La conocida como Banda del Matese estaba compuesta por Carlo Cafiero, Errico Malatesta, Francesco Pezzi, Cesare Ceccarelli y Napoleone Papini como integrantes más prominentes. Eligieron la zona del Matese, en la región de La Campania, como el área más adecuada para las acciones de guerrillas revolucionarias, convencidos de que la población local, en su mayoría pobres, les seguirían con entusiasmo.

El día 3 de abril 1877, Cafiero y Malatesta llegaron a San Lupo, pueblecito de la provincia de Benevento, haciéndose pasar por turistas británicos. Ellos descargaron gran parte del material que debería servir a la guerrilla en los siguientes días, toda la dotación de armas, municiones, mochilas o cantimploras. En la tarde del 5 de abril, llegaron otros revolucionarios a la Taberna Jacobelli, casa donde se hospedaban. Desafortunadamente para ellos, un tal Salvatore Farina, que se suponía iba a servir de enlace con los agricultores locales, vendió la información en su poder a la policía. El Ministro del Interior en persona, estaba al corriente de los proyectos insurreccionales, el objetivo era evidentemente tenderles una trampa en el momento oportuno y preparar una estrategia política alrededor de todo el suceso.

Esa misma noche, algunos internacionalistas son descubiertos en los alrededores de la casa por una patrulla de carabinieri, se vieron obligados a huir después de un tiroteo que causó heridas a dos policías, uno de los cuales murió más tarde. Se revocó el plan de insurrección para San Lupo, ya que los alimentos y suministros se dejaron abandonados en la casa tras la huida. Sin embargo, la inesperada irrupción de la patrulla que causó un notable daño a la eficiencia de la banda, al mismo tiempo, precipitó la situación, se había obligado a los anarquistas a anticipar el inicio de los disturbios, en un momento en el que la famosa trampa del ministro Nicotera no estaba todavía lista para desplegarse.

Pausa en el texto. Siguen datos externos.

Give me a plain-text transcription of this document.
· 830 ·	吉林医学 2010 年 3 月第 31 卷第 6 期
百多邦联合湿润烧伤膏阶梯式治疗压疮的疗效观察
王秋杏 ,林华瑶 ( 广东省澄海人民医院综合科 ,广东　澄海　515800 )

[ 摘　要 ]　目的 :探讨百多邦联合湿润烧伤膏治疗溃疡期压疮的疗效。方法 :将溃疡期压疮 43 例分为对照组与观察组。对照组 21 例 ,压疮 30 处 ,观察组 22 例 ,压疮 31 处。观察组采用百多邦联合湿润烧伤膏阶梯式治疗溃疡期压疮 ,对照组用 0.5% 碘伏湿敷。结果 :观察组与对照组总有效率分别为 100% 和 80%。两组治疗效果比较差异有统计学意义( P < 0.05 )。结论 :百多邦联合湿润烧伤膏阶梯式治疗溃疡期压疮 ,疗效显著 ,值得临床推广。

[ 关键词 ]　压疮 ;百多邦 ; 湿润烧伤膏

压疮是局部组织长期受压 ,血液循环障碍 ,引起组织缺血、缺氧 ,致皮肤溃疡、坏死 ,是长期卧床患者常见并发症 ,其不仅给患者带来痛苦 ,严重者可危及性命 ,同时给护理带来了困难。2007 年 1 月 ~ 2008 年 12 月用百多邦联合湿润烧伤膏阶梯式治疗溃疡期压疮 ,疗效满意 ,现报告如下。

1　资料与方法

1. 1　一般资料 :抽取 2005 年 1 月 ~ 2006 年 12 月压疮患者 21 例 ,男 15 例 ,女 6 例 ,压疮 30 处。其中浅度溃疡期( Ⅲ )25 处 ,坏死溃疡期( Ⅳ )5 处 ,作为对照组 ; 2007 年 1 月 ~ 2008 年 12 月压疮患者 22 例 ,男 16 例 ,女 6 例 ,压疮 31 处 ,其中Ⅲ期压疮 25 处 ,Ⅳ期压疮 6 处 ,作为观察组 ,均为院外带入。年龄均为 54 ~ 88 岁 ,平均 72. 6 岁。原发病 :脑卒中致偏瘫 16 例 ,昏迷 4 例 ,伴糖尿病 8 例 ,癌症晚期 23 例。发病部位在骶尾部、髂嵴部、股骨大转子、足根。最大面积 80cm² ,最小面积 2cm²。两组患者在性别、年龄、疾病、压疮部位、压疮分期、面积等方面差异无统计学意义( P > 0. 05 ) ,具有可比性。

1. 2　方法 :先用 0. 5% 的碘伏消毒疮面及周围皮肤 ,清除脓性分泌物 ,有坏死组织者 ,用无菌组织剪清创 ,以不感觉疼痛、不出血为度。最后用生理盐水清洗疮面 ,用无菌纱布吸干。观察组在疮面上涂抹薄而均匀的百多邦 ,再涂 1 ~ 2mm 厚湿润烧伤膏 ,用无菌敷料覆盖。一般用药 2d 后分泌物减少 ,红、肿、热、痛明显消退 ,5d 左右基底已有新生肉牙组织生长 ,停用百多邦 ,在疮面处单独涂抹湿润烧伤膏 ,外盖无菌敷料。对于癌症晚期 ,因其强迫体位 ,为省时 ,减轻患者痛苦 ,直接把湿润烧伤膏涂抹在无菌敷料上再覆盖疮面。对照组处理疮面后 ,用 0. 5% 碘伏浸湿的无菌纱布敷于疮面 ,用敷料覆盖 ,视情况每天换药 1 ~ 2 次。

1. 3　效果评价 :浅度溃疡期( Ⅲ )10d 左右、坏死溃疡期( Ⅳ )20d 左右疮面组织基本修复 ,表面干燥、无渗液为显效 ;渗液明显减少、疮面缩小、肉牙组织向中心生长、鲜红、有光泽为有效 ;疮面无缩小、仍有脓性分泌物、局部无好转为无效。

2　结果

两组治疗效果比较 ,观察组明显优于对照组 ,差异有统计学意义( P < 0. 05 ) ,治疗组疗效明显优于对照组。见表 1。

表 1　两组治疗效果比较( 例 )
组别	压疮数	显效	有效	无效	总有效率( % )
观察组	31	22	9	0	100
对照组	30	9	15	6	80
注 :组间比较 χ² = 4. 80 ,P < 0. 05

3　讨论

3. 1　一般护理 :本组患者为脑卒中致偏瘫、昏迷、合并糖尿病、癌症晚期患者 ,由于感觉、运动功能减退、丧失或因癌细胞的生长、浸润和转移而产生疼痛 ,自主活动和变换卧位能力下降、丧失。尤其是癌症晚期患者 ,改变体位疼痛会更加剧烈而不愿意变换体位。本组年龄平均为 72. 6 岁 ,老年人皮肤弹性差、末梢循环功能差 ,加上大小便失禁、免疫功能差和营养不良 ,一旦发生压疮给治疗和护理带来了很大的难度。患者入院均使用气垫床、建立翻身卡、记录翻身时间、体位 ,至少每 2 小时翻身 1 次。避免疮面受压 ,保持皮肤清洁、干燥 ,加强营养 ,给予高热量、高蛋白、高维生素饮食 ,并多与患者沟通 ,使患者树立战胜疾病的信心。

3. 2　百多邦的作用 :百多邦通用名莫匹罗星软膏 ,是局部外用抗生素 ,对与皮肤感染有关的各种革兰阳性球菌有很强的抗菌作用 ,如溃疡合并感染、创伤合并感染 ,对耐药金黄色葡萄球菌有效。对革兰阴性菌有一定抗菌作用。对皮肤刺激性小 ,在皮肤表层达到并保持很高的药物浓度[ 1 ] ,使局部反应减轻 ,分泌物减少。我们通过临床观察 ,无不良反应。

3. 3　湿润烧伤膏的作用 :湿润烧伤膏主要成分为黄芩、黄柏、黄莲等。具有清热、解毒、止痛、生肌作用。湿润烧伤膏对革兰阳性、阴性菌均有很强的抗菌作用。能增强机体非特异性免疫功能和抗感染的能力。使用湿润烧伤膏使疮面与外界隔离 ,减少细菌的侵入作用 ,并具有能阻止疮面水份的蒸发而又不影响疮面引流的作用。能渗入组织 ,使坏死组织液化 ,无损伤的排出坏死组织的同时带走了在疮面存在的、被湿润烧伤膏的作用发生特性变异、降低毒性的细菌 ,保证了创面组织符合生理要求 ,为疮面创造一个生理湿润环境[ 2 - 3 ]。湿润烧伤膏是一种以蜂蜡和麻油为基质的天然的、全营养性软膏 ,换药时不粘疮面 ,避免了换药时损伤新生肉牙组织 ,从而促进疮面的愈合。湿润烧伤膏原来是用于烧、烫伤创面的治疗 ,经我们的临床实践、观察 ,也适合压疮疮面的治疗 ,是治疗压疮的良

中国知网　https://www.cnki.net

Y así fue como la banda del Matese podría cumplir en los siguientes días, al menos en parte, las acciones que había programado.

Malatesta, Cafiero y Cesare Ceccarelli no se desanimaron, rotándose en los cargos, continuaron dirigiendo la operación insurreccional. Trataron de dirigirse hacia los lugares habitados más aislados donde, con toda probabilidad, la alarma habría llegado con cierto retraso. Tras marchar por caminos rurales de los montes del Matese para no ser descubiertos, pernoctaron en una masía abandonada. La mañana del domingo 8 de abril los anarquistas entraron en el pueblo de Letino, donde fueron acogidos por la gente asombrada, acompañados de una gran bandera rojinegra. Inmediatamente ocuparon el ayuntamiento, se retiró al instante el retrato del rey Vittorio Emanuele y se proclamó que la monarquía había caído. Declararon abolido el impuesto sobre la harina y quemaron todos los papeles de propiedades particulares de los terrenos municipales. Cafiero se subió a los pilares de una gran cruz, sustituida con la bandera rojinegra, y explicó a la muchedumbre los principios de la revolución social, sus fines y sus métodos.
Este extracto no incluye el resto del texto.